Oleh: Surya Dua Artha Simanjuntak
“Masih terlalu banyak mahasiswa yang bermental sok kuasa. Merintih kalau ditekan, tetapi menindas kalau berkuasa. Mementingkan golongan, ormas, teman se–ideologi, dan lain-lain,” – Soe Hok Gie.
Itulah kegelisahan Gie ketika dirinya akan melepaskan status mahasiswa. Menurutnya masih terlalu banyak mahasiswa Indonesia yang munafik. Gie takut melihat mahasiswa Indonesia berkembang menjadi ‘manusia yang biasa’ tak terwujud. Maksudnya, menjadi pemuda-pemudi yang bertingkah laku sebagai seorang manusia yang normal, sebagai seorang manusia yang tak mengingkari eksistensi hidupnya sebagai seorang mahasiswa, sebagai seorang pemuda dan sebagai seorang manusia.
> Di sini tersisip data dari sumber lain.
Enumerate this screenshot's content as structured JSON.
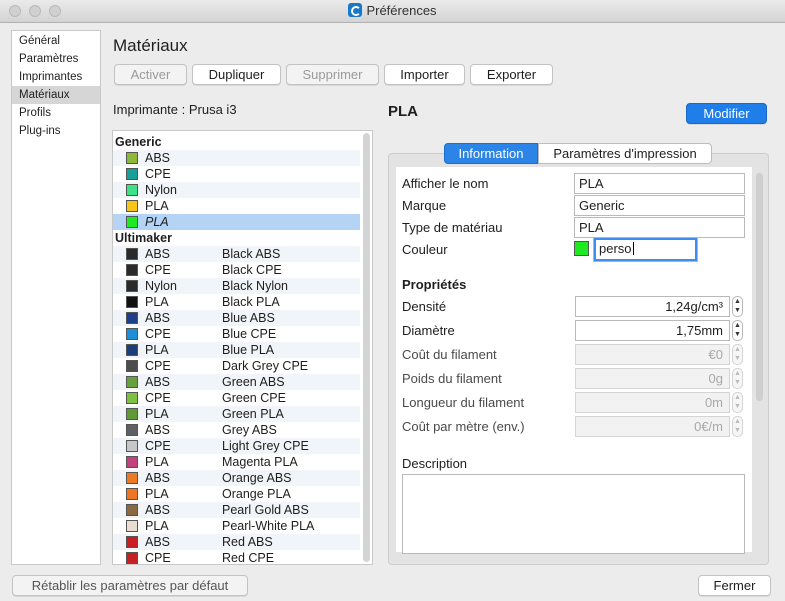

Kegelisahan Gie mungkin berangkat dari kekecewaannya terhadap teman sejawat sesama aktivis mahasiswa 1966 yang memilih bungkam setelah mendapat jabatan di dewan. Gie melihat mereka tak berbuat apapun untuk menghentikan aksi pembantaian partisipan Partai Komunis Indonesia (PKI) yang dilakukan pemerintah baru.
Kesuksesan gelombang demonstrasi mahasiswa dalam merevolusi pemerintahan pada 1966 memang menjadi cikal bakal tersematnya label ‘agen perubahan’ dalam diri mahasiswa Indonesia. Setelahnya, para mahasiswa tak lagi segan melakukan aksi turun ke jalan jika menemukan kebijakan pemerintah yang merugikan rakyat.
Sayangnya, sikap kritis mahasiswa sempat dikebiri saat Menteri Pendidikan dan Kebudayaan Daoed Joesoef mengeluarkan Surat Keputusan (SK) Nomor 0156/U/1978 tentang Normalisasi Kehidupan Kampus. Dengan dikeluarkannya SK tersebut, mahasiswa tak lagi bisa melakukan kegiatan bernuansa politik di kampus.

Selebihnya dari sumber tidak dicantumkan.